War is not glamorous. World War I was a miserable ordeal that cost of many lives. That’s the message that is most apparent during Valiant Hearts: The Great War’s heartfelt journey. On the surface, Valiant Hearts appears to be a cartoonish affair, but in actuality it’s one of the more poignant depictions of WWI era warfare.
Valiant Hearts takes place during The Great War aka, WWI, and follows the entangled journey of four characters of various nationalities: Freddie, Emile, his son-in-law Karl, and Anna the nurse, with their trusty dog, Walt. Driven by their own motivations, each character has a story to tell; some more tragic than others such as Freddie, the American now living in France, seeks revenge over the death of his wife during an initial artillery strike. While the basic outlines can be interpreted, the lack of written or spoken dialogue during gameplay hinders character development. Excluding cutscenes all of the characters’ backstories are told through diary entries unlocked at the start of each level. While a creative means to build character, there aren’t enough diary entries to reach its potential. That being said, there are moments that are quite moving, particularly a strong ending with one of the best sequences in the game.
One of my favorite features of the game is the inclusion of historical facts attached with colorized, vintage photography of relevant WWI imagery. These facts help set the scene of each level and tone of the entire game, informing the player on the locale and the general quality of living both soldiers and civilians of that time experienced. Additionally, over 100 collectibles are scattered throughout the game, and every collectible has a snippet of historical information attached. I found many of these facts so interesting; that I wanted to replay the 6 to 8 hour campaign to find the collectibles I missed just to unlock more tidbits.
At first glance Valiant Hearts appears to be a lighthearted adventure, but that couldn’t be further from the truth. The casualties of war and the hostile, intolerable conditions takes it’s toll on all characters as they ask themselves, “What is the point of all of this?” When the game begins in the very early stages of WWI, rich color tones decorate the scenery, but by the end of the game, characters such as the Frenchmen, Emile are literally climbing piles of dead bodies. Sections of the game take place from both the Allied and Central powers’ perespective, so there was never a totally bad side in the game, with exception to the big antagonist, Baron Von Dorf. Focus instead shifts to the personal struggles of war and the desire to reunite with family.

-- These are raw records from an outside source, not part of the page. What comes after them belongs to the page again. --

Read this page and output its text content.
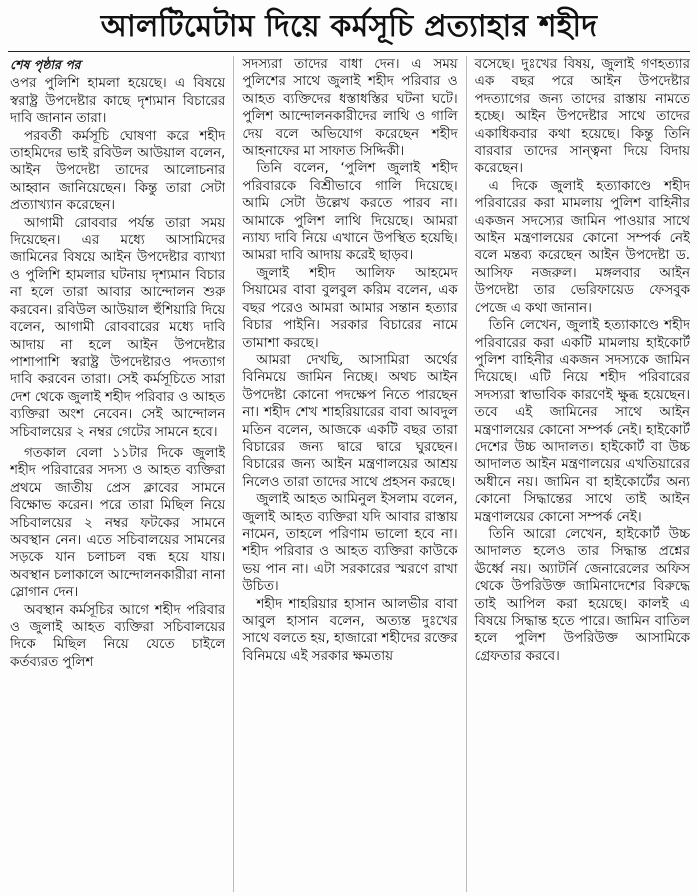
আলটিমেটাম দিয়ে কর্মসূচি প্রত্যাহার শহীদ
শেষ পৃষ্ঠার পর

ওপর পুলিশি হামলা হয়েছে। এ বিষয়ে স্বরাষ্ট্র উপদেষ্টার কাছে দৃশ্যমান বিচারের দাবি জানান তারা।

পরবর্তী কর্মসূচি ঘোষণা করে শহীদ তাহমিদের ভাই রবিউল আউয়াল বলেন, আইন উপদেষ্টা তাদের আলোচনার আহ্বান জানিয়েছেন। কিন্তু তারা সেটা প্রত্যাখ্যান করেছেন।

আগামী রোববার পর্যন্ত তারা সময় দিয়েছেন। এর মধ্যে আসামিদের জামিনের বিষয়ে আইন উপদেষ্টার ব্যাখ্যা ও পুলিশি হামলার ঘটনায় দৃশ্যমান বিচার না হলে তারা আবার আন্দোলন শুরু করবেন। রবিউল আউয়াল হুঁশিয়ারি দিয়ে বলেন, আগামী রোববারের মধ্যে দাবি আদায় না হলে আইন উপদেষ্টার পাশাপাশি স্বরাষ্ট্র উপদেষ্টারও পদত্যাগ দাবি করবেন তারা। সেই কর্মসূচিতে সারা দেশ থেকে জুলাই শহীদ পরিবার ও আহত ব্যক্তিরা অংশ নেবেন। সেই আন্দোলন সচিবালয়ের ২ নম্বর গেটের সামনে হবে।

গতকাল বেলা ১১টার দিকে জুলাই শহীদ পরিবারের সদস্য ও আহত ব্যক্তিরা প্রথমে জাতীয় প্রেস ক্লাবের সামনে বিক্ষোভ করেন। পরে তারা মিছিল নিয়ে সচিবালয়ের ২ নম্বর ফটকের সামনে অবস্থান নেন। এতে সচিবালয়ের সামনের সড়কে যান চলাচল বন্ধ হয়ে যায়। অবস্থান চলাকালে আন্দোলনকারীরা নানা স্লোগান দেন।

অবস্থান কর্মসূচির আগে শহীদ পরিবার ও জুলাই আহত ব্যক্তিরা সচিবালয়ের দিকে মিছিল নিয়ে যেতে চাইলে কর্তব্যরত পুলিশ

সদস্যরা তাদের বাধা দেন। এ সময় পুলিশের সাথে জুলাই শহীদ পরিবার ও আহত ব্যক্তিদের ধস্তাধস্তির ঘটনা ঘটে। পুলিশ আন্দোলনকারীদের লাথি ও গালি দেয় বলে অভিযোগ করেছেন শহীদ আহনাফের মা সাফাত সিদ্দিকী।

তিনি বলেন, ‘পুলিশ জুলাই শহীদ পরিবারকে বিশ্রীভাবে গালি দিয়েছে। আমি সেটা উল্লেখ করতে পারব না। আমাকে পুলিশ লাথি দিয়েছে। আমরা ন্যায্য দাবি নিয়ে এখানে উপস্থিত হয়েছি। আমরা দাবি আদায় করেই ছাড়ব।

জুলাই শহীদ আলিফ আহমেদ সিয়ামের বাবা বুলবুল করিম বলেন, এক বছর পরেও আমরা আমার সন্তান হত্যার বিচার পাইনি। সরকার বিচারের নামে তামাশা করছে।

আমরা দেখছি, আসামিরা অর্থের বিনিময়ে জামিন নিচ্ছে। অথচ আইন উপদেষ্টা কোনো পদক্ষেপ নিতে পারছেন না। শহীদ শেখ শাহরিয়ারের বাবা আবদুল মতিন বলেন, আজকে একটি বছর তারা বিচারের জন্য দ্বারে দ্বারে ঘুরছেন। বিচারের জন্য আইন মন্ত্রণালয়ের আশ্রয় নিলেও তারা তাদের সাথে প্রহসন করছে।

জুলাই আহত আমিনুল ইসলাম বলেন, জুলাই আহত ব্যক্তিরা যদি আবার রাস্তায় নামেন, তাহলে পরিণাম ভালো হবে না। শহীদ পরিবার ও আহত ব্যক্তিরা কাউকে ভয় পান না। এটা সরকারের স্মরণে রাখা উচিত।

শহীদ শাহরিয়ার হাসান আলভীর বাবা আবুল হাসান বলেন, অত্যন্ত দুঃখের সাথে বলতে হয়, হাজারো শহীদের রক্তের বিনিময়ে এই সরকার ক্ষমতায়

বসেছে। দুঃখের বিষয়, জুলাই গণহত্যার এক বছর পরে আইন উপদেষ্টার পদত্যাগের জন্য তাদের রাস্তায় নামতে হচ্ছে। আইন উপদেষ্টার সাথে তাদের একাধিকবার কথা হয়েছে। কিন্তু তিনি বারবার তাদের সান্ত্বনা দিয়ে বিদায় করেছেন।

এ দিকে জুলাই হত্যাকাণ্ডে শহীদ পরিবারের করা মামলায় পুলিশ বাহিনীর একজন সদস্যের জামিন পাওয়ার সাথে আইন মন্ত্রণালয়ের কোনো সম্পর্ক নেই বলে মন্তব্য করেছেন আইন উপদেষ্টা ড. আসিফ নজরুল। মঙ্গলবার আইন উপদেষ্টা তার ভেরিফায়েড ফেসবুক পেজে এ কথা জানান।

তিনি লেখেন, জুলাই হত্যাকাণ্ডে শহীদ পরিবারের করা একটি মামলায় হাইকোর্ট পুলিশ বাহিনীর একজন সদস্যকে জামিন দিয়েছে। এটি নিয়ে শহীদ পরিবারের সদস্যরা স্বাভাবিক কারণেই ক্ষুব্ধ হয়েছেন। তবে এই জামিনের সাথে আইন মন্ত্রণালয়ের কোনো সম্পর্ক নেই। হাইকোর্ট দেশের উচ্চ আদালত। হাইকোর্ট বা উচ্চ আদালত আইন মন্ত্রণালয়ের এখতিয়ারের অধীনে নয়। জামিন বা হাইকোর্টের অন্য কোনো সিদ্ধান্তের সাথে তাই আইন মন্ত্রণালয়ের কোনো সম্পর্ক নেই।

তিনি আরো লেখেন, হাইকোর্ট উচ্চ আদালত হলেও তার সিদ্ধান্ত প্রশ্নের ঊর্ধ্বে নয়। অ্যাটর্নি জেনারেলের অফিস থেকে উপরিউক্ত জামিনাদেশের বিরুদ্ধে তাই আপিল করা হয়েছে। কালই এ বিষয়ে সিদ্ধান্ত হতে পারে। জামিন বাতিল হলে পুলিশ উপরিউক্ত আসামিকে গ্রেফতার করবে।
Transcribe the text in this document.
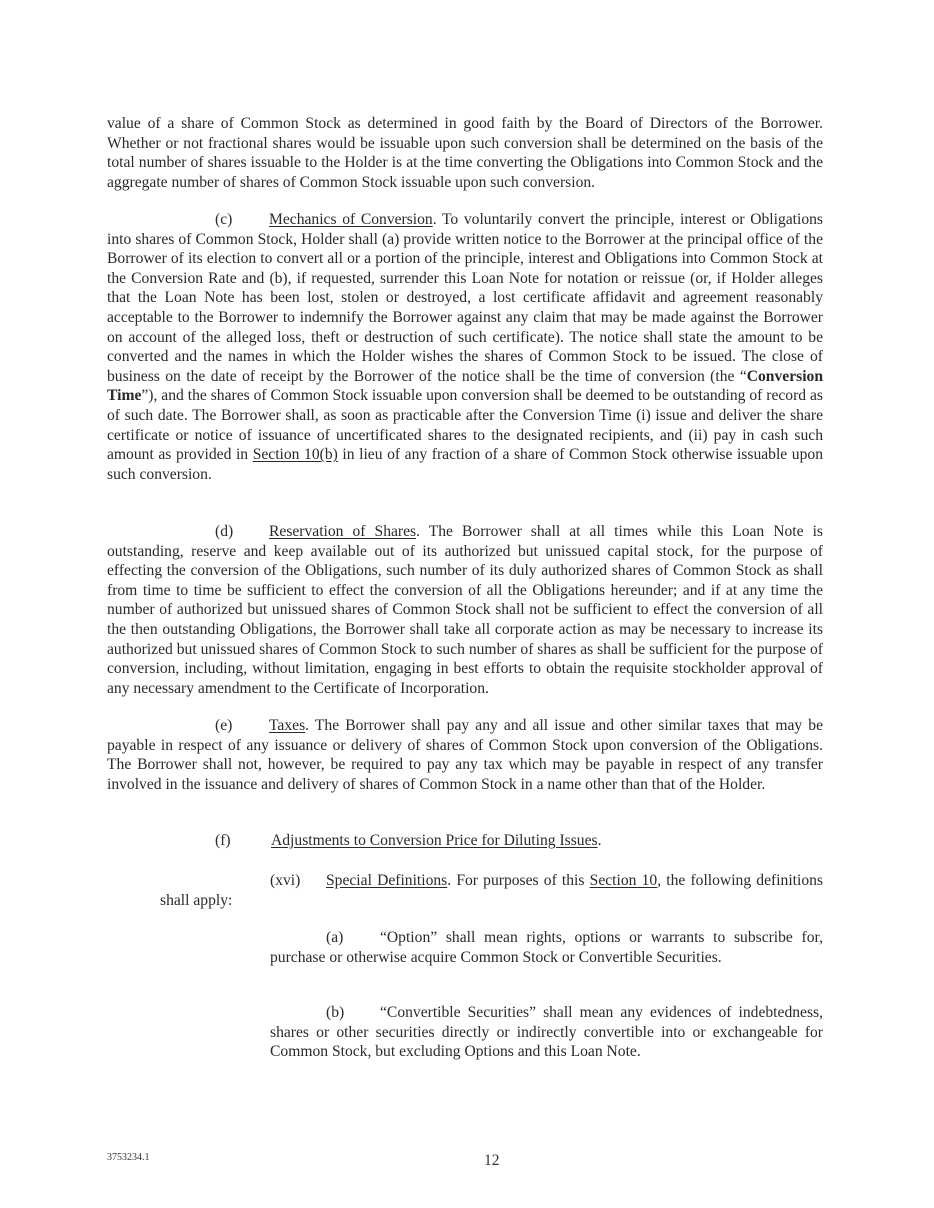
value of a share of Common Stock as determined in good faith by the Board of Directors of the Borrower. Whether or not fractional shares would be issuable upon such conversion shall be determined on the basis of the total number of shares issuable to the Holder is at the time converting the Obligations into Common Stock and the aggregate number of shares of Common Stock issuable upon such conversion.

(c) Mechanics of Conversion. To voluntarily convert the principle, interest or Obligations into shares of Common Stock, Holder shall (a) provide written notice to the Borrower at the principal office of the Borrower of its election to convert all or a portion of the principle, interest and Obligations into Common Stock at the Conversion Rate and (b), if requested, surrender this Loan Note for notation or reissue (or, if Holder alleges that the Loan Note has been lost, stolen or destroyed, a lost certificate affidavit and agreement reasonably acceptable to the Borrower to indemnify the Borrower against any claim that may be made against the Borrower on account of the alleged loss, theft or destruction of such certificate). The notice shall state the amount to be converted and the names in which the Holder wishes the shares of Common Stock to be issued. The close of business on the date of receipt by the Borrower of the notice shall be the time of conversion (the “Conversion Time”), and the shares of Common Stock issuable upon conversion shall be deemed to be outstanding of record as of such date. The Borrower shall, as soon as practicable after the Conversion Time (i) issue and deliver the share certificate or notice of issuance of uncertificated shares to the designated recipients, and (ii) pay in cash such amount as provided in Section 10(b) in lieu of any fraction of a share of Common Stock otherwise issuable upon such conversion.

(d) Reservation of Shares. The Borrower shall at all times while this Loan Note is outstanding, reserve and keep available out of its authorized but unissued capital stock, for the purpose of effecting the conversion of the Obligations, such number of its duly authorized shares of Common Stock as shall from time to time be sufficient to effect the conversion of all the Obligations hereunder; and if at any time the number of authorized but unissued shares of Common Stock shall not be sufficient to effect the conversion of all the then outstanding Obligations, the Borrower shall take all corporate action as may be necessary to increase its authorized but unissued shares of Common Stock to such number of shares as shall be sufficient for the purpose of conversion, including, without limitation, engaging in best efforts to obtain the requisite stockholder approval of any necessary amendment to the Certificate of Incorporation.

(e) Taxes. The Borrower shall pay any and all issue and other similar taxes that may be payable in respect of any issuance or delivery of shares of Common Stock upon conversion of the Obligations. The Borrower shall not, however, be required to pay any tax which may be payable in respect of any transfer involved in the issuance and delivery of shares of Common Stock in a name other than that of the Holder.

(f)	Adjustments to Conversion Price for Diluting Issues.

(xvi) Special Definitions. For purposes of this Section 10, the following definitions shall apply:

(a) “Option” shall mean rights, options or warrants to subscribe for, purchase or otherwise acquire Common Stock or Convertible Securities.

(b) “Convertible Securities” shall mean any evidences of indebtedness, shares or other securities directly or indirectly convertible into or exchangeable for Common Stock, but excluding Options and this Loan Note.

3753234.1	12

Primarily a puzzle solving Side Scroller through the use of item retrieval, trading, and lever pulling, Valiant Hearts has a very basic control scheme. The simplistic gameplay and functionality isn’t particularly exciting, but sometimes the game makes the most out of its limitations with some really cool segments. Several levels of the game consists of the players simply dodging incoming artillery fire in a car, while being chased down by other vehicles, yet it is all perfectly synchronized to Johannes Brahms’ Hungarian Dance No. 5, and it’s amazing. Another level focuses on one character escaping a POW camp into a field in total blackness. As he’s being pursued by guards, a flare is fired in the background, lighting up the entire screen, a visual cue to urgently hide behind cover. Sections like these make it difficult to want the game presented any other way because gameplay/story integration wouldn’t work nearly as well.
The lack of interaction due to simplified gameplay can be a frustration. Direction on what needed to be done was sometimes unclear with little explanation given. During one boss fight with a tank, I failed so many times that I finally caved and used the in-game hint feature. Most of the game was easy to interpret, but every so often I had no idea if I was doing something the wrong way. Despite some of the intense combat scenarios these characters experience, there really is no in game penalty for death. When killed in the game you pick up not far from the point of death. This isn’t necessarily a bad thing; you can jump right back into the action with no hassle, but dying serves absolutely no purpose otherwise.
While the aesthetic style isn’t a workhorse like a typical AAA title, it’s sometimes just as visually pleasing. After hours of dark, muddy, and miserable color schemes, sections with vibrant colors serve as satisfying refreshments. The layered background and foreground littered with animations create the illusion of an active 3D environment.
A beautiful, classically scored soundtrack consisting of compositions both familiar and unknown. Emotional moments sound moving, and action-packed scenes feel epic. The game could have benefited with more dialogue either textual or vocal.
In a market saturated with first-person shooters, it’s refreshing to see a war game take place outside of the familiar. Many games on the market glorify war in all of it’s visceral action, but Valiant Hearts: The Great War is a cruel reminder of the unpleasant reality of warfare. WWI isn’t a topic that is widely depicted in media or even in school (or at least when I was in school). Oddly enough, Valiant Hearts is one of the most engrossing depictions of WWI that I have ever experienced.
Style – Single-player, Puzzle Adventure
Publisher – Ubisoft
Developer – Ubisoft Montpellier
Release – June 2014
On the surface, Valiant Hearts appears to be a cartoonish affair, but in actuality it’s one of the more poignant depictions of WWI era warfare.